The biggest change was the upgrade of the telescope’s outdated analogue technology. A team led by Matthew Bailes, from Swinburne’s Centre for Astrophysics and Supercomputing has now written new software to improve data collection and processing.
"The powerful supercomputer that Bailes and Swinburne have provided makes this an exceptional telescope for exploring the transient sky with fast and flexible cadence," said Anne Green, an astrophysicist at The University of Sydney who was involved in the project. The new upgrade also installed new signal-processing computers, which are able to sift through all the data being produced.

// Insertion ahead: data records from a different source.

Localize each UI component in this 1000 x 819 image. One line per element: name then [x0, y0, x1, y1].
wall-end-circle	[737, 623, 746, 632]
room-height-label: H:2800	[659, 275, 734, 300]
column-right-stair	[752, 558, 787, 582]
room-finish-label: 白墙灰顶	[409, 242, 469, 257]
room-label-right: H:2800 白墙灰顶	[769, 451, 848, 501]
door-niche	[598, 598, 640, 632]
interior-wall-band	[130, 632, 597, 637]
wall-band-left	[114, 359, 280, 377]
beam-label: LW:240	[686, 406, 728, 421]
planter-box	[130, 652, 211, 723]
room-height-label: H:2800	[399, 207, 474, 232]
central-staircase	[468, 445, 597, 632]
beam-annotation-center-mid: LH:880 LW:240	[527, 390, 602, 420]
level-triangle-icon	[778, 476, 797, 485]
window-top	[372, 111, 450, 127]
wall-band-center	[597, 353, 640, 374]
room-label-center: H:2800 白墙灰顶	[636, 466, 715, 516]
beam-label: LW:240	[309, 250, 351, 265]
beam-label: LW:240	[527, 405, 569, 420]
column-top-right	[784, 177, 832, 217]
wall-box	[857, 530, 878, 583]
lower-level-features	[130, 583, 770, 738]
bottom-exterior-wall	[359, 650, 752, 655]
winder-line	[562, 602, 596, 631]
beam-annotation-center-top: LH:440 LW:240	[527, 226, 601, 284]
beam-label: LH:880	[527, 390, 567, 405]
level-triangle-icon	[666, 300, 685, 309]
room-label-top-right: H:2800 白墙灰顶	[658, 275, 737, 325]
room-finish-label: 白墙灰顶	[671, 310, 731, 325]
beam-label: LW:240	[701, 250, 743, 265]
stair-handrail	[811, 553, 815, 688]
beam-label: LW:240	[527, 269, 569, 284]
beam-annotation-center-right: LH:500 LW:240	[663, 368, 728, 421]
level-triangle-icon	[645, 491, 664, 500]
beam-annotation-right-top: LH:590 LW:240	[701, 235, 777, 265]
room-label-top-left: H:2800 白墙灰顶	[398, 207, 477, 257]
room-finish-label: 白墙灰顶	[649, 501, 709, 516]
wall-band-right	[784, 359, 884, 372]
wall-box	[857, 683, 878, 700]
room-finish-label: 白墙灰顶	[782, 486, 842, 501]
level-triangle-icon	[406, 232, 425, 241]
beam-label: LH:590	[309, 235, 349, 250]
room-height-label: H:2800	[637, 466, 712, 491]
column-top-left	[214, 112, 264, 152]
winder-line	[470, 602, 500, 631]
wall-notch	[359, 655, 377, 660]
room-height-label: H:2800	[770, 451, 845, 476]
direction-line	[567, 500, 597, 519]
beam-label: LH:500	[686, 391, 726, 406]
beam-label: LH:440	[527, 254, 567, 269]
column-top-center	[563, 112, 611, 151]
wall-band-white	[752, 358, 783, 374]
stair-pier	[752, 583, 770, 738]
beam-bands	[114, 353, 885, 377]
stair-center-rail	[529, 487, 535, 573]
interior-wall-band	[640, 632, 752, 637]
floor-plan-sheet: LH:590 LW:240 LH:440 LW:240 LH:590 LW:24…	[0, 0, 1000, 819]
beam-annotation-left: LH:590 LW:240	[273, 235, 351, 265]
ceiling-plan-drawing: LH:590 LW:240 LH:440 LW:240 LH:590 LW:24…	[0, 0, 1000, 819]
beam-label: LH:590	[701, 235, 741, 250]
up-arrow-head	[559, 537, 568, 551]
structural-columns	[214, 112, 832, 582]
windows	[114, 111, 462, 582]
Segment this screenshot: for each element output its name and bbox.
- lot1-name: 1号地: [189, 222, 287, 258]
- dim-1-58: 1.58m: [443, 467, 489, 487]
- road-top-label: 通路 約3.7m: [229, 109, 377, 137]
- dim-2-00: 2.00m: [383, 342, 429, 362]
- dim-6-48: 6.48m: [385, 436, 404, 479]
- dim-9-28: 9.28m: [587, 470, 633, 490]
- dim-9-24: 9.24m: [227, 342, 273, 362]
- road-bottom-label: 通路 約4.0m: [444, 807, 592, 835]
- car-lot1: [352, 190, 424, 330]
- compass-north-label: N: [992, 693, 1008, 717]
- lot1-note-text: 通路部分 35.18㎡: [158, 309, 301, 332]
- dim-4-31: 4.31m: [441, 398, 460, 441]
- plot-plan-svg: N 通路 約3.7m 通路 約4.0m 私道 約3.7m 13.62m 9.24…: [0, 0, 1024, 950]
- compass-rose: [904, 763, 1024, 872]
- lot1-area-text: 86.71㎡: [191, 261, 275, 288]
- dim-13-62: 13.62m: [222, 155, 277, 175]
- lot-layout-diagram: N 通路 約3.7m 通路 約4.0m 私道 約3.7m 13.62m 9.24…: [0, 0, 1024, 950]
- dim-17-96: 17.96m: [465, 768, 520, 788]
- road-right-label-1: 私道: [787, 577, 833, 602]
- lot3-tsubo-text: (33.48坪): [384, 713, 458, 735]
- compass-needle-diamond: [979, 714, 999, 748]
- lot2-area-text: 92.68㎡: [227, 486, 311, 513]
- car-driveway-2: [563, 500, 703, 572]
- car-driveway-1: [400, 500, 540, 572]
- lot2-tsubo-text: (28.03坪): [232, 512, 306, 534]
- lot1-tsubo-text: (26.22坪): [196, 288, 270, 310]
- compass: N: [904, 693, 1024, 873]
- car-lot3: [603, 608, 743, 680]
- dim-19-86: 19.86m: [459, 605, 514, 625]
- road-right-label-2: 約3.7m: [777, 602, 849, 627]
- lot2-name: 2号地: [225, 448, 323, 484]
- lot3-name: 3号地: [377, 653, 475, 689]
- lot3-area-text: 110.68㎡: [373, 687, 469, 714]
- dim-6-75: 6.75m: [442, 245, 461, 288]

After a five-year hiatus, the telescope is now back up, but is only running at a quarter efficiency as the final touches are finished.
Once all the software is online, the telescope will be attempting to observe fast radio bursts, flashes of bright radio energy that last only a few milliseconds. Only 15 of these events have been spotted since the first one was discovered 10 years ago, and no one is quite sure where they come from.
"There are more theories than there are bursts," Bailes said. "Some people think that they occur when two neutron stars collide, others think that neutron stars become unstable and collapse into a black hole and they give off little bursts of radio emission when they do it."
But there are also other hypothesises, including that they arise when a black hole and neutron star merge, or that they are an early warning signal of an impending supernova. Either way, MOST is aiming to discover enough information to piece it together.
"The detection rate is a strong function of efficiency so we haven’t been running long enough to find a fast radio burst, but we’re hoping that soon we’ll be finding one every few weeks," Bailes said.
MOST will also be looking back into pulsars, as these spinning neutron stars can attract (excuse the pun) strange gravitational behaviour. "It’s fun when you find a pulsar that is spinning 700 times a second; that’s faster than a kitchen blender and yet it’s a star," Bailes said. "Neutron stars are very tiny so they can get in very close proximity to each other, which means that they travel very quickly around each other and they allow us to test gravity in ways that we can’t normally do."
Investigating these pulsar pairs could even further the work done by the LIGO teams working on the newly detected gravitational waves. "These waves are mysterious and difficult to detect but they actually cause the orbit of the neutron star to shrink by one centimetre per day, which might not sound like much, but using the upgraded telescope we can measure the position of neutron stars so accurately that we can even begin to see that effect," Bailes said.
To put the power of the 51-year-old telescope into perspective, MOST can measure changes as small as 1 centimetre from an orbit halfway across the Galaxy, and can capture a millisecond-long radio burst from somewhere in the Universe. We’re very excited to see what else this old school telescope can discover next about the cosmos.